E’ il 20 novembre del 1945. Il primo inverno italiano del dopoguerra. La strage di Villarbasse è forse un unicum, un omicidio di massa efferato. Paragonabile a nessun altro, almeno in Italia.
Ricorrono oggi gli ottanta anni di quella strage: nota alle cronache non solo per la crudeltà e il sangue freddo con cui vennero perpetrati gli omicidi ma anche perché i tre rapinatori vennero condannati a morte e fucilati. L’ultima sentenza capitale eseguita in Italia poco prima che le pena di morte fosse abrogata.
“Fu un processo velocissimo – racconta Maurizio Pilotti, autore del libro “Il massacro della Cascina” – Villarbasse e gli ultimi fucilati – c’era fretta di dare una punizione esemplare a questi tre disgraziati. Il presidente di allora Enrico De Nicola rifiutò la grazia e i tre vennero fucilati”.
Nel libro edito da Giunti Pilotti ripercorre con il suo stile da cronista di razza – è caposervizio alla Libertà di Piacenza e ha passato una vita a raccontare i fatti di cronaca della città in cui vive – una vicenda che forse in pochi conoscono. Una storia che ci racconta un’Italia povera e malandata, che a fatica ha messo il naso fuori dalla guerra e che combatte con le unghie e con i denti per sopravvivere. Freddo, fame, e povertà sono una costante di quegli anni. “Leggere i giornali di quell’epoca è stata un’esperienza incredibile – racconta Pilotti – intanto non erano i giornali come quelli di oggi: una paginetta stampata fronte retro. All’epoca si risparmiava anche sulla carta. E la cosa che mi ha colpito è che c’erano almeno due tre morti ammazzati al giorno. Notizie che per noi oggi meriterebbero paginate, all’epoca erano relegate in poche righe in fondo alla pagina. La morte evidentemente non era notizia, si era appena usciti dalla guerra. Morte e distruzioni erano drammatiche consuetudini”.
“Spero di non passare per un cinico – ci dice Pilotti – ma scrivere di questo massacro è stato un piacere. In ogni redazione, nei giorni un po’ opachi, c’è sempre quel caposervizio che dice: ci vorrebbe un bel delitto.

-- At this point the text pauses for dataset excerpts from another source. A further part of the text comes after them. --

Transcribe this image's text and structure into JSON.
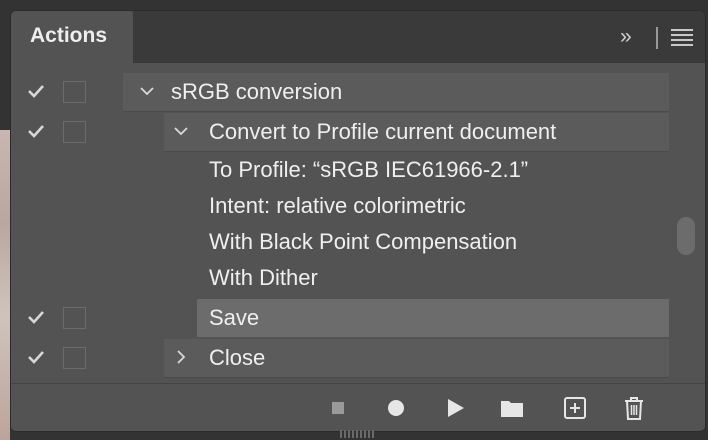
{
  "panel": {
    "tab_title": "Actions",
    "collapse_glyph": "»",
    "menu_icon": "hamburger-menu-icon"
  },
  "rows": [
    {
      "label": "sRGB conversion",
      "checked": true,
      "dialog": true,
      "expanded": true
    },
    {
      "label": "Convert to Profile current document",
      "checked": true,
      "dialog": true,
      "expanded": true
    },
    {
      "label": "To Profile:  “sRGB IEC61966-2.1”"
    },
    {
      "label": "Intent: relative colorimetric"
    },
    {
      "label": "With Black Point Compensation"
    },
    {
      "label": "With Dither"
    },
    {
      "label": "Save",
      "checked": true,
      "dialog": true,
      "selected": true
    },
    {
      "label": "Close",
      "checked": true,
      "dialog": true,
      "expanded": false
    }
  ],
  "toolbar": [
    "stop-icon",
    "record-icon",
    "play-icon",
    "folder-icon",
    "new-action-icon",
    "trash-icon"
  ],
  "colors": {
    "panel": "#535353",
    "tabbar": "#3a3a3a",
    "selected": "#6c6c6c",
    "row_band": "#5b5b5b"
  }
}
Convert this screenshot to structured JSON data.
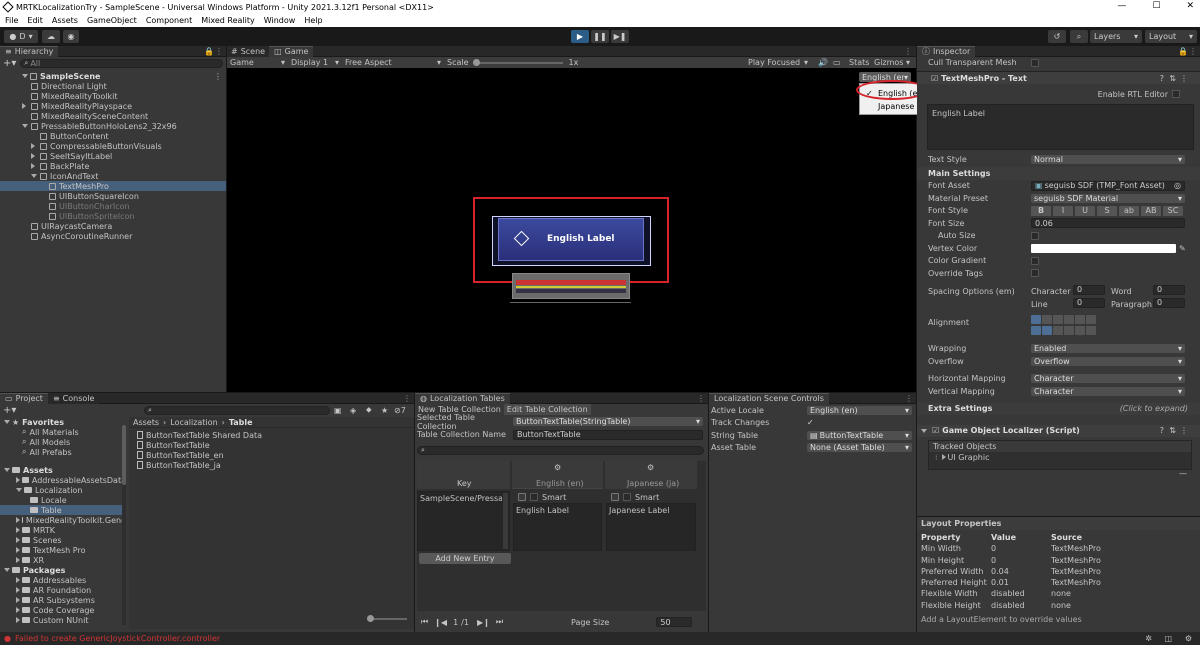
{
  "window": {
    "title": "MRTKLocalizationTry - SampleScene - Universal Windows Platform - Unity 2021.3.12f1 Personal <DX11>",
    "controls": [
      "—",
      "☐",
      "✕"
    ]
  },
  "menu": [
    "File",
    "Edit",
    "Assets",
    "GameObject",
    "Component",
    "Mixed Reality",
    "Window",
    "Help"
  ],
  "toolbar": {
    "account": "D",
    "layers": "Layers",
    "layout": "Layout"
  },
  "hierarchy": {
    "tab": "Hierarchy",
    "search_placeholder": "All",
    "items": [
      {
        "label": "SampleScene",
        "depth": 0,
        "kind": "scene"
      },
      {
        "label": "Directional Light",
        "depth": 1,
        "kind": "go"
      },
      {
        "label": "MixedRealityToolkit",
        "depth": 1,
        "kind": "go"
      },
      {
        "label": "MixedRealityPlayspace",
        "depth": 1,
        "kind": "go",
        "arrow": "right"
      },
      {
        "label": "MixedRealitySceneContent",
        "depth": 1,
        "kind": "go"
      },
      {
        "label": "PressableButtonHoloLens2_32x96",
        "depth": 1,
        "kind": "go",
        "arrow": "down"
      },
      {
        "label": "ButtonContent",
        "depth": 2,
        "kind": "go"
      },
      {
        "label": "CompressableButtonVisuals",
        "depth": 2,
        "kind": "go",
        "arrow": "right"
      },
      {
        "label": "SeeItSayItLabel",
        "depth": 2,
        "kind": "go",
        "arrow": "right"
      },
      {
        "label": "BackPlate",
        "depth": 2,
        "kind": "go",
        "arrow": "right"
      },
      {
        "label": "IconAndText",
        "depth": 2,
        "kind": "go",
        "arrow": "down"
      },
      {
        "label": "TextMeshPro",
        "depth": 3,
        "kind": "go",
        "selected": true
      },
      {
        "label": "UIButtonSquareIcon",
        "depth": 3,
        "kind": "go"
      },
      {
        "label": "UIButtonCharIcon",
        "depth": 3,
        "kind": "go",
        "dim": true
      },
      {
        "label": "UIButtonSpriteIcon",
        "depth": 3,
        "kind": "go",
        "dim": true
      },
      {
        "label": "UIRaycastCamera",
        "depth": 1,
        "kind": "go"
      },
      {
        "label": "AsyncCoroutineRunner",
        "depth": 1,
        "kind": "go"
      }
    ]
  },
  "game": {
    "tabs": [
      "Scene",
      "Game"
    ],
    "display_mode": "Game",
    "display": "Display 1",
    "aspect": "Free Aspect",
    "scale_label": "Scale",
    "scale_value": "1x",
    "play_focused": "Play Focused",
    "stats": "Stats",
    "gizmos": "Gizmos",
    "button_label": "English Label",
    "locale_dropdown": "English (en)",
    "locale_options": [
      {
        "label": "English (en)",
        "checked": true
      },
      {
        "label": "Japanese (ja)",
        "checked": false
      }
    ]
  },
  "inspector": {
    "tab": "Inspector",
    "top_row": "Cull Transparent Mesh",
    "component": "TextMeshPro - Text",
    "rtl": "Enable RTL Editor",
    "text_value": "English Label",
    "rows": [
      {
        "label": "Text Style",
        "value": "Normal",
        "type": "drop"
      },
      {
        "label": "Main Settings",
        "type": "section"
      },
      {
        "label": "Font Asset",
        "value": "seguisb SDF (TMP_Font Asset)",
        "type": "obj"
      },
      {
        "label": "Material Preset",
        "value": "seguisb SDF Material",
        "type": "drop"
      },
      {
        "label": "Font Style",
        "type": "style"
      },
      {
        "label": "Font Size",
        "value": "0.06",
        "type": "field"
      },
      {
        "label": "Auto Size",
        "type": "check",
        "indent": true
      },
      {
        "label": "Vertex Color",
        "type": "color"
      },
      {
        "label": "Color Gradient",
        "type": "check"
      },
      {
        "label": "Override Tags",
        "type": "check"
      }
    ],
    "font_style_buttons": [
      "B",
      "I",
      "U",
      "S",
      "ab",
      "AB",
      "SC"
    ],
    "spacing_label": "Spacing Options (em)",
    "spacing": [
      {
        "label": "Character",
        "value": "0"
      },
      {
        "label": "Word",
        "value": "0"
      },
      {
        "label": "Line",
        "value": "0"
      },
      {
        "label": "Paragraph",
        "value": "0"
      }
    ],
    "alignment_label": "Alignment",
    "rows2": [
      {
        "label": "Wrapping",
        "value": "Enabled"
      },
      {
        "label": "Overflow",
        "value": "Overflow"
      },
      {
        "label": "Horizontal Mapping",
        "value": "Character"
      },
      {
        "label": "Vertical Mapping",
        "value": "Character"
      }
    ],
    "extra_settings": "Extra Settings",
    "extra_hint": "(Click to expand)",
    "localizer": "Game Object Localizer (Script)",
    "tracked_objects": "Tracked Objects",
    "tracked_item": "UI Graphic"
  },
  "layout_props": {
    "title": "Layout Properties",
    "headers": [
      "Property",
      "Value",
      "Source"
    ],
    "rows": [
      [
        "Min Width",
        "0",
        "TextMeshPro"
      ],
      [
        "Min Height",
        "0",
        "TextMeshPro"
      ],
      [
        "Preferred Width",
        "0.04",
        "TextMeshPro"
      ],
      [
        "Preferred Height",
        "0.01",
        "TextMeshPro"
      ],
      [
        "Flexible Width",
        "disabled",
        "none"
      ],
      [
        "Flexible Height",
        "disabled",
        "none"
      ]
    ],
    "footer": "Add a LayoutElement to override values"
  },
  "project": {
    "tabs": [
      "Project",
      "Console"
    ],
    "favorites_header": "Favorites",
    "favorites": [
      "All Materials",
      "All Models",
      "All Prefabs"
    ],
    "assets_header": "Assets",
    "tree": [
      {
        "label": "AddressableAssetsData",
        "depth": 1
      },
      {
        "label": "Localization",
        "depth": 1,
        "open": true
      },
      {
        "label": "Locale",
        "depth": 2
      },
      {
        "label": "Table",
        "depth": 2,
        "selected": true
      },
      {
        "label": "MixedRealityToolkit.Gene",
        "depth": 1
      },
      {
        "label": "MRTK",
        "depth": 1
      },
      {
        "label": "Scenes",
        "depth": 1
      },
      {
        "label": "TextMesh Pro",
        "depth": 1
      },
      {
        "label": "XR",
        "depth": 1
      }
    ],
    "packages_header": "Packages",
    "packages": [
      "Addressables",
      "AR Foundation",
      "AR Subsystems",
      "Code Coverage",
      "Custom NUnit"
    ],
    "breadcrumb": [
      "Assets",
      "Localization",
      "Table"
    ],
    "files": [
      "ButtonTextTable Shared Data",
      "ButtonTextTable",
      "ButtonTextTable_en",
      "ButtonTextTable_ja"
    ],
    "hidden_count": "7"
  },
  "loc_tables": {
    "tab": "Localization Tables",
    "tabs": [
      "New Table Collection",
      "Edit Table Collection"
    ],
    "selected_label": "Selected Table Collection",
    "selected_value": "ButtonTextTable(StringTable)",
    "name_label": "Table Collection Name",
    "name_value": "ButtonTextTable",
    "col_key": "Key",
    "col_en": "English (en)",
    "col_ja": "Japanese (ja)",
    "smart": "Smart",
    "key_value": "SampleScene/Pressal",
    "en_value": "English Label",
    "ja_value": "Japanese Label",
    "add_entry": "Add New Entry",
    "page": "1",
    "page_size_label": "Page Size",
    "page_size": "50"
  },
  "loc_scene": {
    "tab": "Localization Scene Controls",
    "rows": [
      {
        "label": "Active Locale",
        "value": "English (en)"
      },
      {
        "label": "Track Changes",
        "value": "✓"
      },
      {
        "label": "String Table",
        "value": "ButtonTextTable"
      },
      {
        "label": "Asset Table",
        "value": "None (Asset Table)"
      }
    ]
  },
  "status": {
    "error": "Failed to create GenericJoystickController.controller"
  },
  "colors": {
    "accent": "#2c5d87",
    "error": "#d03434",
    "highlight": "#d5242b"
  }
}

Ecco: la storia di Villarbasse è arrivata a bussare alla mia porta in un periodo di stanca”.
E così Pilotti si è gettato a capofitto in un viaggio nel dopoguerra italiano. Un viaggio fatto di libri, di immagini, di ritagli di giornale “Anni che hanno tanti punti di contatto – questa l’idea che mi sono fatto – anche coi nostri”.
Le giornate alla biblioteca Sormani di Milano a spulciare tra le pagine di quei vecchi giornali sono state per Pilotti un viaggio magnifico in una sorta di macchina del tempo. “C’erano titoli pazzeschi, impensabili adesso: basti pensare che per tutta la fase processuale i tre assassini venivano definiti “terroni” e quello di Villarbasse era proprio “il processo dei terroni”.
Il libro di Pilotti racconta una storia senza dare giudizi “ma è certo che da parte mia, accanto alla la misericordia verso quelle dieci vite spezzate, c’è pure un senso di disagio per quei tre assassini sbattuti al muro e fucilati in una corsa contro il tempo solo per dare un ultimo esempio”.